There are so many things to remember, often we can forget what to avoid. While there are many ‘do’ lists on the internet, often ‘don’t’ lists are just as effective. After all, it’s better to learn through forethought than error. To keep in touch with the difficulties that could lead to blogging irrelevance, you may consider a number of habits to avoid:
Over-Advertising
Advertising is a fickle beast. It can just as easily work against you as for you. Running a blog means taking a healthy approach to advertising, and understanding its function. Promotional material should always be there to help draw attention to a specific product, event or brand, and to do so in an enticing manner. However, blogging is a different uniform to wrap this up in. Blogs require the use of subtle marketing, either through the use of SEO content or subtle affiliate marketing links, perhaps expressed in the form of cross-promotion.
Advertising too much will not only penalize your organic traffic via your use of SEO, but it can poison your actually well-developed and researched content. A web visitor will always understand the difference between sincere content with information at the core, and simple wordplay written to conceal a monetization effort on your part. This means that not only should you use limited advertising (quality, not quantity,) but you should consider the ratio of quality content you offer versus your advertising efforts. The more positive content you offer the more traffic you can bring to your blog, but the more advertising does not necessarily guarantee monetization. Find your sweet spot, as it might differ from blog category to category, and always assess your efforts and make finetuned adjustments where necessary.
Too Much Paid Content
Advertising is one thing, but obviously insincere content can also be distressing unless you are upfront about it. It’s one thing to review a free unit and disclose you have been given a free product or experience and trying to write positive reviews about your cross-promotional business links. You’ll know the difference, and so will your readers. Be sure to structure and post your content in positive ways that should only emphasize and develop the goodwill necessary that ensures your opinions really do matter – and that the blogging competence of your website is never called into question. This can help your actual positive marketing really make a dent, as your readership will understand that you are expressing yourself through a place of honesty.
Bad Webhosting
What is the fundamental requirement of a blog? For it to be filled with excellent and professionally researched content? To build a community? To become monetized through both conventional and unconventional means? All of this could be considered a goal, but they’re not fundamental requirements. Let’s get to the most fundamental of all. To run a great blog, your blog needs to be live. It’s as simple as that.
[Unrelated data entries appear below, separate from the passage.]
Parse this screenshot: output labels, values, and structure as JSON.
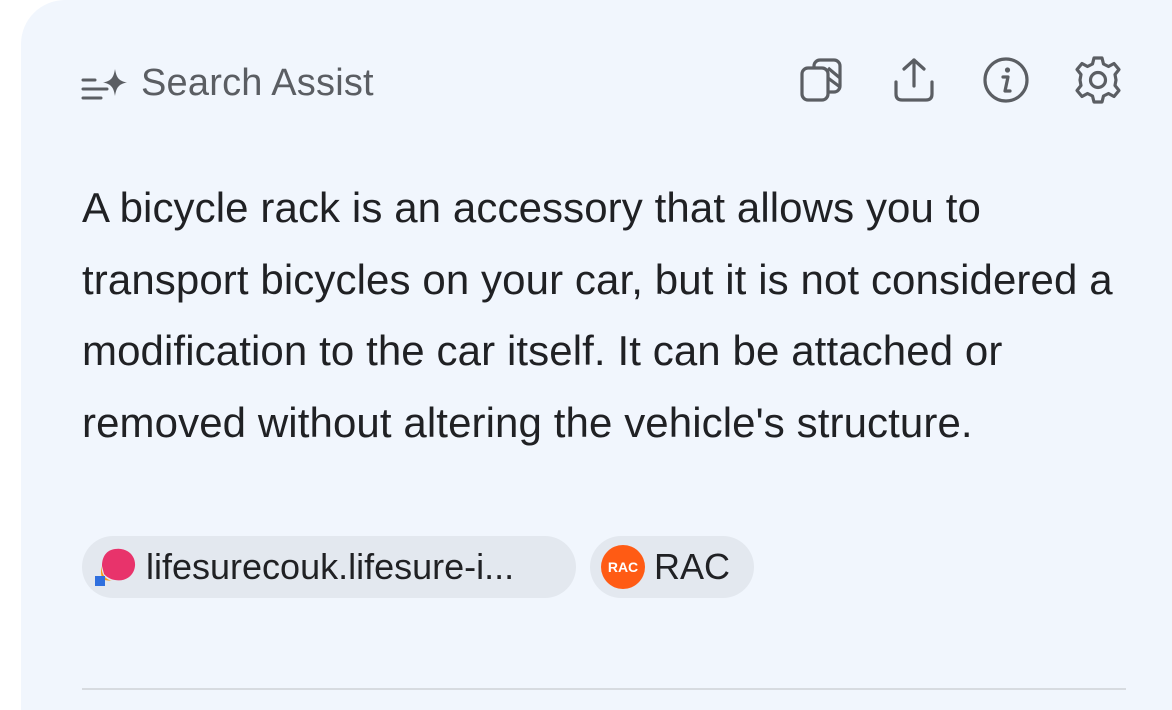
{
  "header": {
    "title": "Search Assist",
    "title_icon": "sparkle-list-icon",
    "actions": [
      {
        "name": "copy-button",
        "icon": "copy-icon"
      },
      {
        "name": "share-button",
        "icon": "share-icon"
      },
      {
        "name": "info-button",
        "icon": "info-icon"
      },
      {
        "name": "settings-button",
        "icon": "gear-icon"
      }
    ]
  },
  "answer": {
    "text": "A bicycle rack is an accessory that allows you to transport bicycles on your car, but it is not considered a modification to the car itself. It can be attached or removed without altering the vehicle's structure."
  },
  "sources": [
    {
      "label": "lifesurecouk.lifesure-i...",
      "icon": "lifesure-logo-icon"
    },
    {
      "label": "RAC",
      "icon": "rac-logo-icon",
      "logo_text": "RAC"
    }
  ],
  "colors": {
    "card_background": "#f1f6fd",
    "chip_background": "#e3e8ef",
    "text": "#202124",
    "header_text": "#5b5e63",
    "rac_orange": "#ff5b14",
    "lifesure_pink": "#e8336b"
  }
}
For this reason, you need to use the best web hosting service possible. If a reader cannot view your blog despite seeing a heading of an article in Google indexed searches, they will often find the answer somewhere else, and you have potentially been robbed of a lifelong reader. Of course, maintenance downtime is fine from time to time, or even a lack of content during your vacation time, but a reliable web host for your business websites and blogs is essential to rest on in the very first instance. Preferably, you should choose one that offers support around the clock and also a troubleshooting guide to help you rectify potential compatibility issues yourself. Bad web hosting can be the very first downfall in the race, so be sure that you invest in the right services so that this is never a problem.
With these now explored issues to avoid, you should feel a little more informed into the ‘do not’ of running a competent blog, and will avoid those errors with a degree of grace and skill. From here on out, your blogging voice will be heard in a promising format.